The nineteenth-century manor setting typically suits smaller parties better than large groups. The chic, structured dining room atmosphere at this Michelin-starred €€€€ venue favours tables of two to six. If you have a party larger than six, check the venue's official channels to confirm private dining options before assuming availability.
Solo dining at a €€€€ tasting-format restaurant 10km outside Nantes is a deliberate choice, not a casual one. Le Manoir de la Régate's formal, service-led environment overseen by Anne-Charlotte Pérou is welcoming enough, but this is not a counter-seat or bar-perch setup designed for solo guests. If solo dining comfort matters most, a restaurant with counter seating closer to the city centre may suit better.

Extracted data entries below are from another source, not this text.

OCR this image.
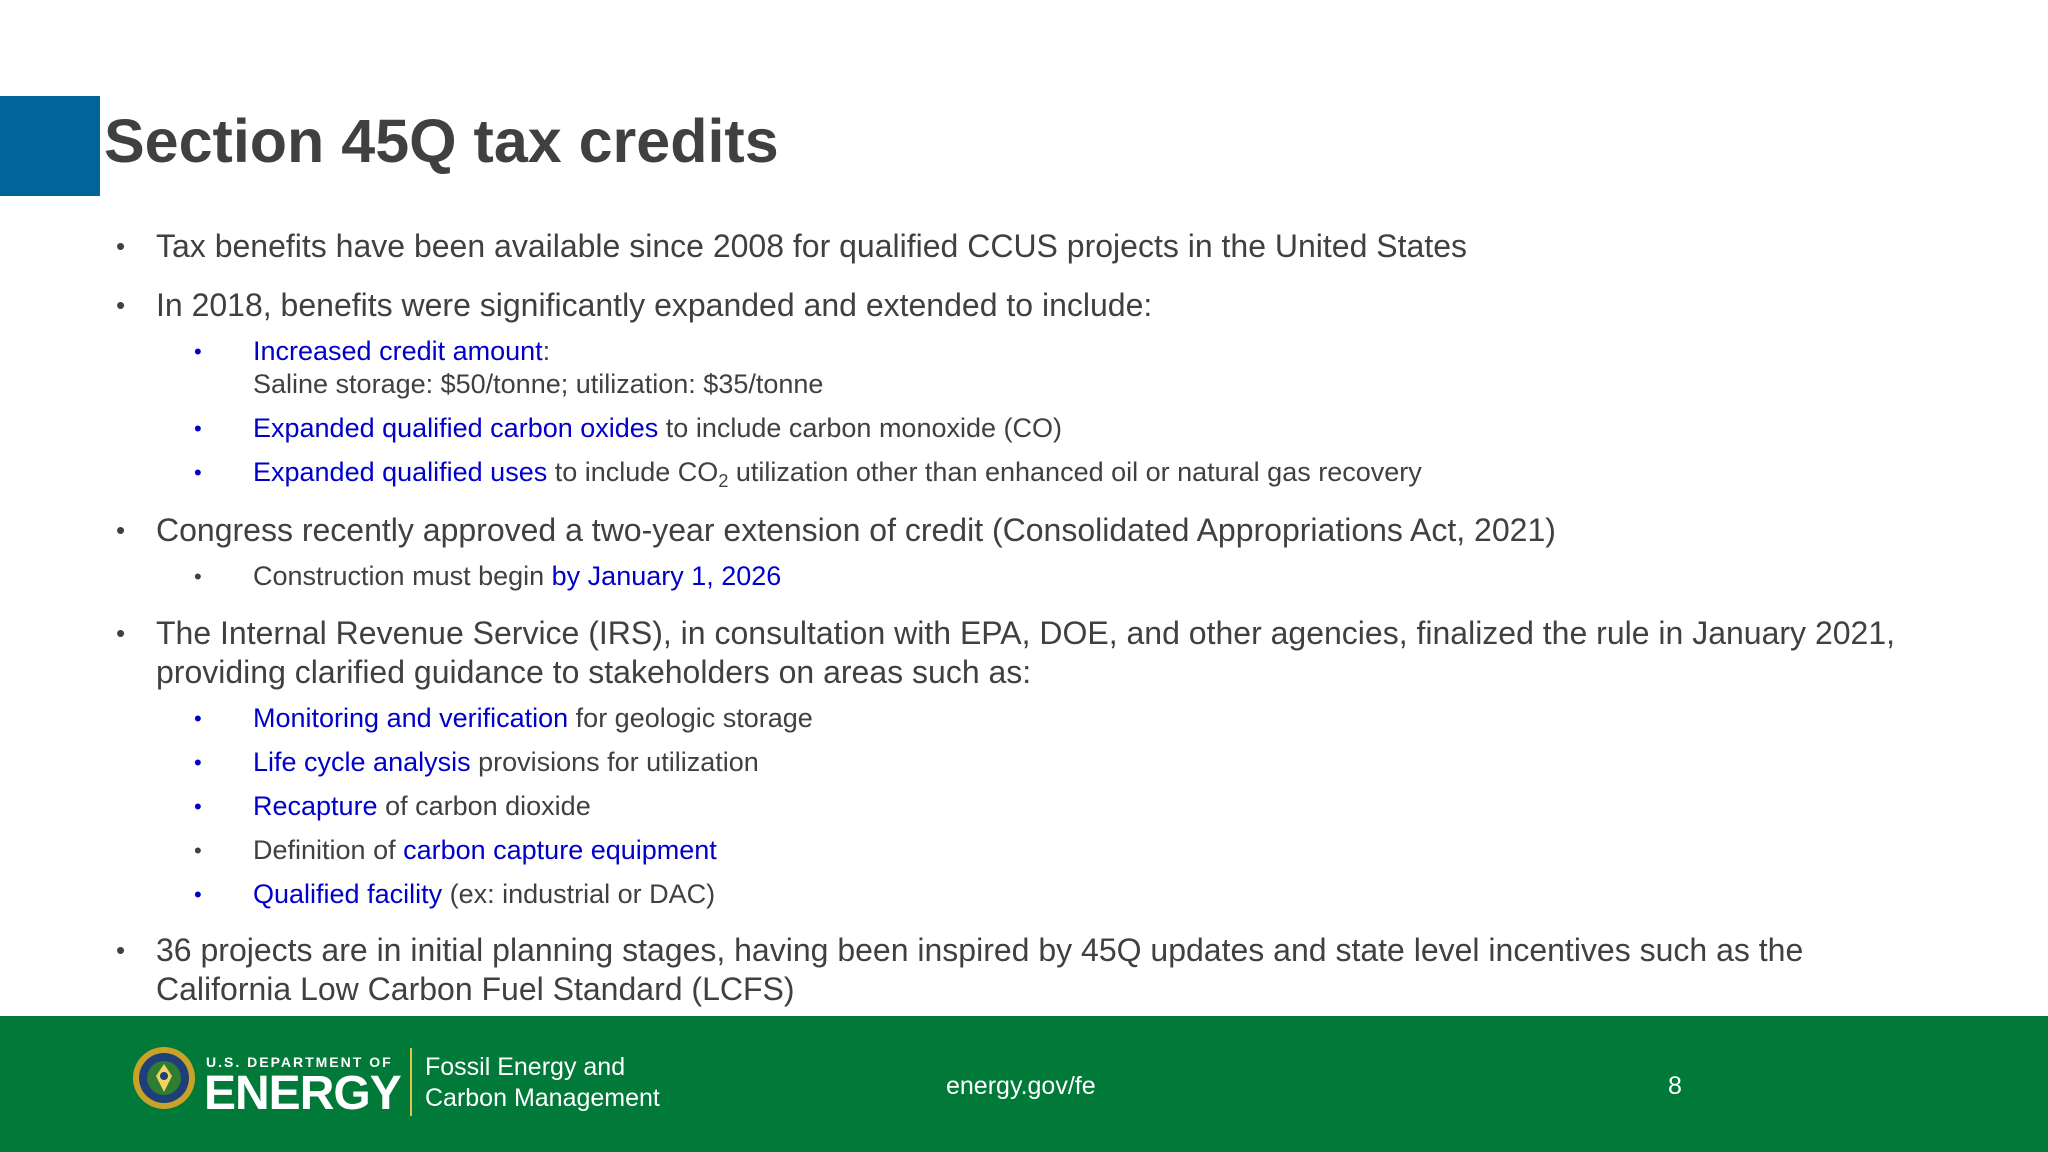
Section 45Q tax credits
• Tax benefits have been available since 2008 for qualified CCUS projects in the United States
• In 2018, benefits were significantly expanded and extended to include:
• Increased credit amount:
Saline storage: $50/tonne; utilization: $35/tonne
• Expanded qualified carbon oxides to include carbon monoxide (CO)
• Expanded qualified uses to include $CO_2$ utilization other than enhanced oil or natural gas recovery
• Congress recently approved a two-year extension of credit (Consolidated Appropriations Act, 2021)
• Construction must begin by January 1, 2026
• The Internal Revenue Service (IRS), in consultation with EPA, DOE, and other agencies, finalized the rule in January 2021,
providing clarified guidance to stakeholders on areas such as:
• Monitoring and verification for geologic storage
• Life cycle analysis provisions for utilization
• Recapture of carbon dioxide
• Definition of carbon capture equipment
• Qualified facility (ex: industrial or DAC)
• 36 projects are in initial planning stages, having been inspired by 45Q updates and state level incentives such as the
California Low Carbon Fuel Standard (LCFS)
U.S. DEPARTMENT OF
ENERGY Fossil Energy and
Carbon Management	energy.gov/fe	8
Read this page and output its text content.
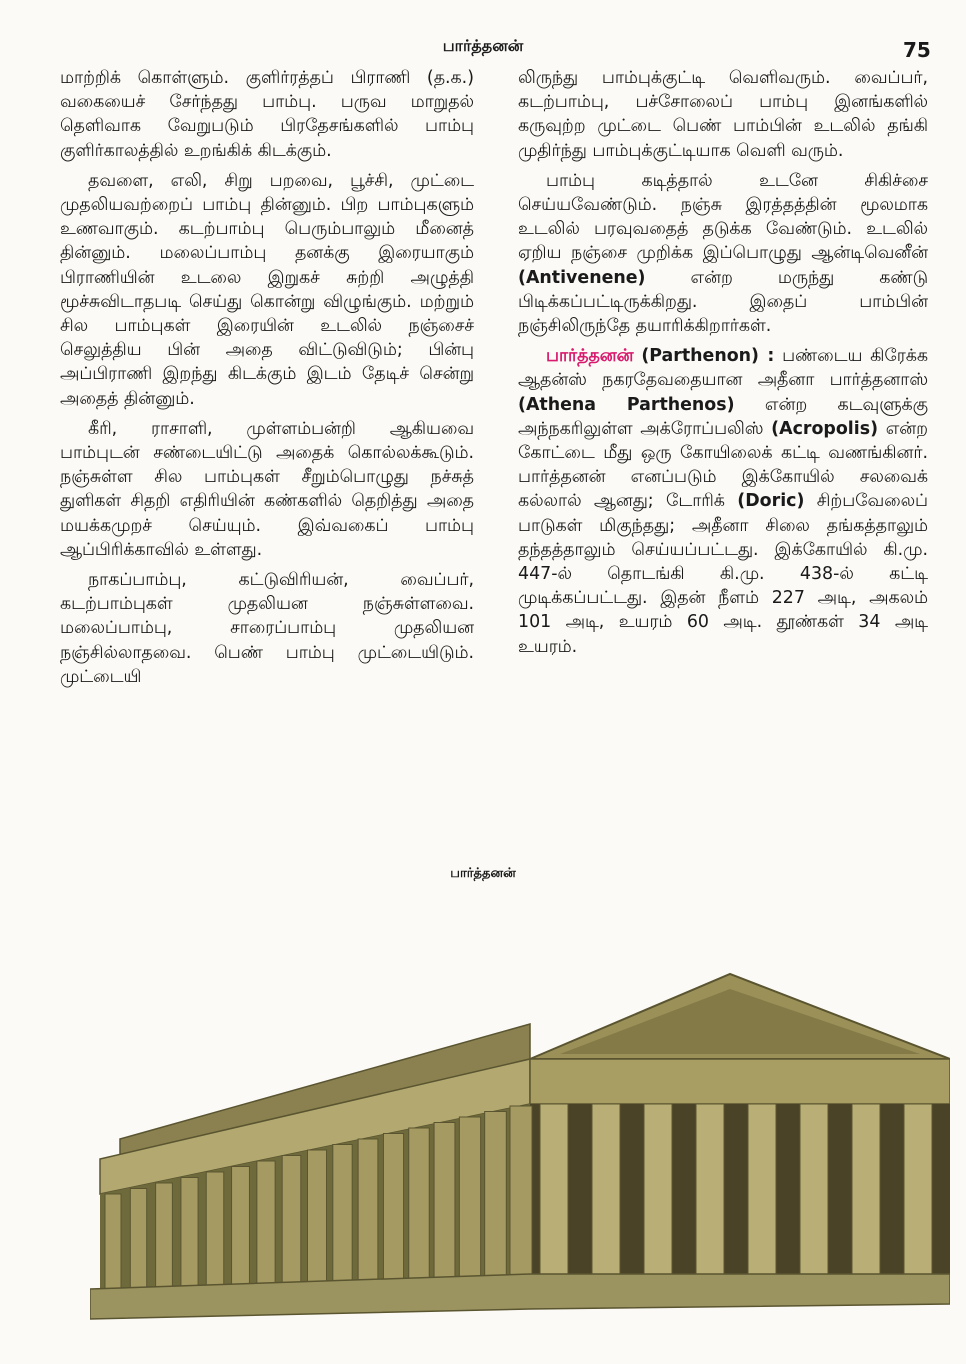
பார்த்தனன்	75

மாற்றிக் கொள்ளும். குளிர்ரத்தப் பிராணி (த.க.) வகையைச் சேர்ந்தது பாம்பு. பருவ மாறுதல் தெளிவாக வேறுபடும் பிரதேசங்களில் பாம்பு குளிர்காலத்தில் உறங்கிக் கிடக்கும்.

தவளை, எலி, சிறு பறவை, பூச்சி, முட்டை முதலியவற்றைப் பாம்பு தின்னும். பிற பாம்புகளும் உணவாகும். கடற்பாம்பு பெரும்பாலும் மீனைத் தின்னும். மலைப்பாம்பு தனக்கு இரையாகும் பிராணியின் உடலை இறுகச் சுற்றி அழுத்தி மூச்சுவிடாதபடி செய்து கொன்று விழுங்கும். மற்றும் சில பாம்புகள் இரையின் உடலில் நஞ்சைச் செலுத்திய பின் அதை விட்டுவிடும்; பின்பு அப்பிராணி இறந்து கிடக்கும் இடம் தேடிச் சென்று அதைத் தின்னும்.

கீரி, ராசாளி, முள்ளம்பன்றி ஆகியவை பாம்புடன் சண்டையிட்டு அதைக் கொல்லக்கூடும். நஞ்சுள்ள சில பாம்புகள் சீறும்பொழுது நச்சுத் துளிகள் சிதறி எதிரியின் கண்களில் தெறித்து அதை மயக்கமுறச் செய்யும். இவ்வகைப் பாம்பு ஆப்பிரிக்காவில் உள்ளது.

நாகப்பாம்பு, கட்டுவிரியன், வைப்பர், கடற்பாம்புகள் முதலியன நஞ்சுள்ளவை. மலைப்பாம்பு, சாரைப்பாம்பு முதலியன நஞ்சில்லாதவை. பெண் பாம்பு முட்டையிடும். முட்டையி

லிருந்து பாம்புக்குட்டி வெளிவரும். வைப்பர், கடற்பாம்பு, பச்சோலைப் பாம்பு இனங்களில் கருவுற்ற முட்டை பெண் பாம்பின் உடலில் தங்கி முதிர்ந்து பாம்புக்குட்டியாக வெளி வரும்.

பாம்பு கடித்தால் உடனே சிகிச்சை செய்யவேண்டும். நஞ்சு இரத்தத்தின் மூலமாக உடலில் பரவுவதைத் தடுக்க வேண்டும். உடலில் ஏறிய நஞ்சை முறிக்க இப்பொழுது ஆன்டிவெனீன் (Antivenene)	என்ற மருந்து கண்டு பிடிக்கப்பட்டிருக்கிறது. இதைப் பாம்பின் நஞ்சிலிருந்தே தயாரிக்கிறார்கள்.

பார்த்தனன் (Parthenon) : பண்டைய கிரேக்க ஆதன்ஸ் நகரதேவதையான அதீனா பார்த்தனாஸ் (Athena Parthenos) என்ற கடவுளுக்கு அந்நகரிலுள்ள அக்ரோப்பலிஸ் (Acropolis) என்ற கோட்டை மீது ஒரு கோயிலைக் கட்டி வணங்கினர். பார்த்தனன் எனப்படும் இக்கோயில் சலவைக் கல்லால் ஆனது; டோரிக் (Doric) சிற்பவேலைப் பாடுகள் மிகுந்தது; அதீனா சிலை தங்கத்தாலும் தந்தத்தாலும் செய்யப்பட்டது. இக்கோயில் கி.மு. 447-ல் தொடங்கி கி.மு. 438-ல் கட்டி முடிக்கப்பட்டது. இதன் நீளம் 227 அடி, அகலம் 101 அடி, உயரம் 60 அடி. தூண்கள் 34 அடி உயரம்.

பார்த்தனன்
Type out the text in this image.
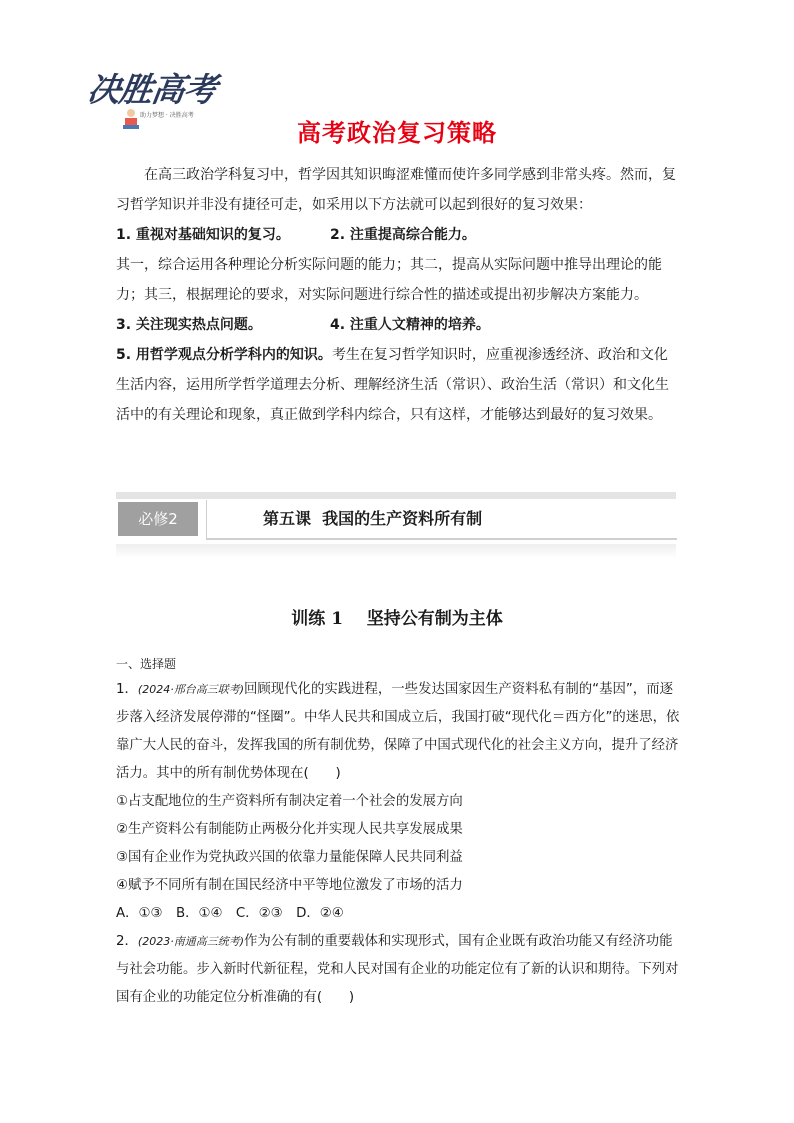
决胜高考
助力梦想 · 决胜高考
高考政治复习策略

在高三政治学科复习中，哲学因其知识晦涩难懂而使许多同学感到非常头疼。然而，复习哲学知识并非没有捷径可走，如采用以下方法就可以起到很好的复习效果：

1. 重视对基础知识的复习。	2. 注重提高综合能力。

其一，综合运用各种理论分析实际问题的能力；其二，提高从实际问题中推导出理论的能力；其三，根据理论的要求，对实际问题进行综合性的描述或提出初步解决方案能力。

3. 关注现实热点问题。	4. 注重人文精神的培养。

5. 用哲学观点分析学科内的知识。考生在复习哲学知识时，应重视渗透经济、政治和文化生活内容，运用所学哲学道理去分析、理解经济生活（常识）、政治生活（常识）和文化生活中的有关理论和现象，真正做到学科内综合，只有这样，才能够达到最好的复习效果。

必修2	第五课  我国的生产资料所有制
训练 1    坚持公有制为主体
一、选择题
1．(2024·邢台高三联考)回顾现代化的实践进程，一些发达国家因生产资料私有制的“基因”，而逐步落入经济发展停滞的“怪圈”。中华人民共和国成立后，我国打破“现代化＝西方化”的迷思，依靠广大人民的奋斗，发挥我国的所有制优势，保障了中国式现代化的社会主义方向，提升了经济活力。其中的所有制优势体现在(　　)
①占支配地位的生产资料所有制决定着一个社会的发展方向
②生产资料公有制能防止两极分化并实现人民共享发展成果
③国有企业作为党执政兴国的依靠力量能保障人民共同利益
④赋予不同所有制在国民经济中平等地位激发了市场的活力
A．①③　B．①④　C．②③　D．②④
2．(2023·南通高三统考)作为公有制的重要载体和实现形式，国有企业既有政治功能又有经济功能与社会功能。步入新时代新征程，党和人民对国有企业的功能定位有了新的认识和期待。下列对国有企业的功能定位分析准确的有(　　)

Yes, this is one of the cleaner calls in the Nantes area for a milestone dinner. The one Michelin star (2024), the preserved bourgeois manor setting on the Erdre, and the professional front-of-house run by chef Mathieu Pérou's sister all combine to create a dinner that reads as an occasion rather than just a meal out. Budget €€€€ per head and book well in advance.
There is no confirmed bar dining option in the venue record. Le Manoir de la Régate operates as a formal Michelin-starred restaurant in a nineteenth-century manor house, which points to a seated table-only format. Do not plan around bar seating unless you have confirmed it directly with the restaurant.
At €€€€ pricing with a 2024 Michelin star, it delivers what that combination should: precise, produce-led modern cuisine from chef Mathieu Pérou using regional ingredients, in a setting that justifies the drive out to the Erdre. It earns the price more convincingly for a special occasion dinner than for a routine night out, and it compares favourably to other starred options in the Loire Atlantique for anyone who values a manor setting over urban convenience.